L’IMPÉRIALISME PAR LA FAIM



ON vient de découvrir un sérum infaillible, absolu, contre la révolution politique et les pays continentaux feraient bien de s’en emparer de peur que l’Angleterre, qui en a démontré l’excellence, ne se hâte de le faire breveter.

À vrai dire, il y a longtemps que Messieurs les Anglais s’en servent à la sourdine, et quelques-uns de leurs amis du continent, qui ont aussi leurs petits ennuis, paraissent l’avoir au moins soupçonné. Mais jusqu’à ces derniers mois les expériences de l’Angleterre touchant ce merveilleux remède, quoique, en somme, assez satisfaisantes, n’avaient pas donné de résultats très positifs.

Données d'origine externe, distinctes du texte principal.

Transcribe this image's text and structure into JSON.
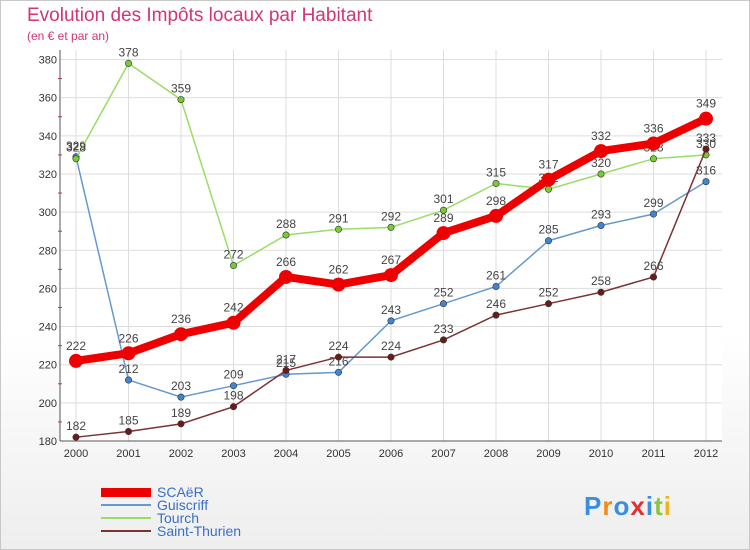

Quant aux continentaux, ils l’appliquaient un peu au petit bonheur, sans en connaître exactement la portée, comme on faisait usage des caractères d’imprimerie avant Guttenberg.

Mais, maintenant, nous sommes fixés, et les éléments en travail de révolution n’ignorent plus ce qui les attend, s’ils ne s’amendent, pas plus que les avantages qu’ils recueilleront, s’ils se soumettent docilement à la cure nouvelle.

Depuis mille ans, plus ou moins, nos amis les Irlandais, opprimés par leurs voisins d’Angleterre, ne pouvaient laisser s’écouler un siècle sans se payer une révolution. Au lieu de se résigner à la servitude et à la famine jusqu’au moment psychologique où ils auraient béni la main qui leur eût jeté dans la bouche un objet quelconque — jusqu’à la cristallisation du mot de Cambronne (« La garde meurt et ne se rend pas »), — ils partaient donquichottement en guerre contre les pouvoirs établis et s’en allaient jusqu’en France chercher des Anglais pour taper dessus (voir Fontenoy).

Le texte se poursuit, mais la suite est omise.